Age validation of Han Chinese centenarian

Type Journal Article - Genus
Title Age validation of Han Chinese centenarian
Author(s)
Volume 54
Issue 1-2
Publication (Day/Month/Year) 1998
URL http://user.mpidr.de/jwv/pdf/PUB-1998-002.PDF
Abstract
Age validation of centenarians and gathering data about the
demographic patterns and health status of centenarians have become a
research area of importance because populations in most countries are aging.
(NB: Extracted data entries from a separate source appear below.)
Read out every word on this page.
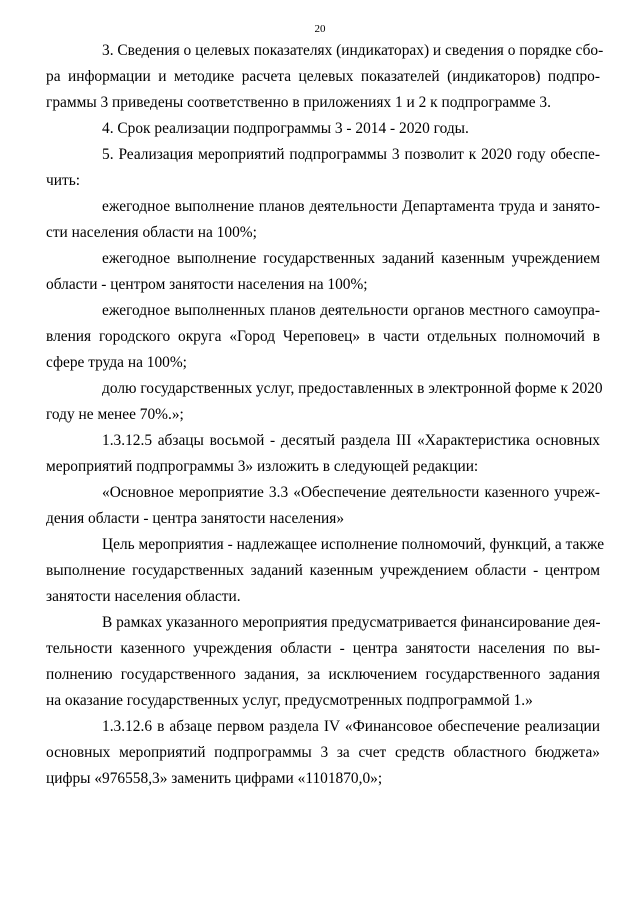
20
3. Сведения о целевых показателях (индикаторах) и сведения о порядке сбо-
ра информации и методике расчета целевых показателей (индикаторов) подпро-
граммы 3 приведены соответственно в приложениях 1 и 2 к подпрограмме 3.
4. Срок реализации подпрограммы 3 - 2014 - 2020 годы.
5. Реализация мероприятий подпрограммы 3 позволит к 2020 году обеспе-
чить:
ежегодное выполнение планов деятельности Департамента труда и занято-
сти населения области на 100%;
ежегодное выполнение государственных заданий казенным учреждением
области - центром занятости населения на 100%;
ежегодное выполненных планов деятельности органов местного самоупра-
вления городского округа «Город Череповец» в части отдельных полномочий в
сфере труда на 100%;
долю государственных услуг, предоставленных в электронной форме к 2020
году не менее 70%.»;
1.3.12.5 абзацы восьмой - десятый раздела III «Характеристика основных
мероприятий подпрограммы 3» изложить в следующей редакции:
«Основное мероприятие 3.3 «Обеспечение деятельности казенного учреж-
дения области - центра занятости населения»
Цель мероприятия - надлежащее исполнение полномочий, функций, а также
выполнение государственных заданий казенным учреждением области - центром
занятости населения области.
В рамках указанного мероприятия предусматривается финансирование дея-
тельности казенного учреждения области - центра занятости населения по вы-
полнению государственного задания, за исключением государственного задания
на оказание государственных услуг, предусмотренных подпрограммой 1.»
1.3.12.6 в абзаце первом раздела IV «Финансовое обеспечение реализации
основных мероприятий подпрограммы 3 за счет средств областного бюджета»
цифры «976558,3» заменить цифрами «1101870,0»;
China’s population, in particular, is aging at an extraordinarily rapid rate
(Banister, 1990; Ogawa, 1988; Zeng and Vaupel, 1989). Centenarians used to
be exceedingly rare. They are still rare today, but the number of centenarians
is now doubling approximately every decade (Kannisto 1994, Vaupel and
Jeune 1995). The average annual growth rates in the 1970s and 1980s in the
number attaining age 100 were, for example, 10.2%, 9.2%, and 9.1% in Japan,
Switzerland, and West Germany respectively (Vaupel and Jeune, 1995, p.
112). If current rates of mortality improvement persist, then it will be as likely
for a child born today to reach age 100 as it was for a child born eight decades
ago to reach age 80 (Vaupel and Gowan, 1986).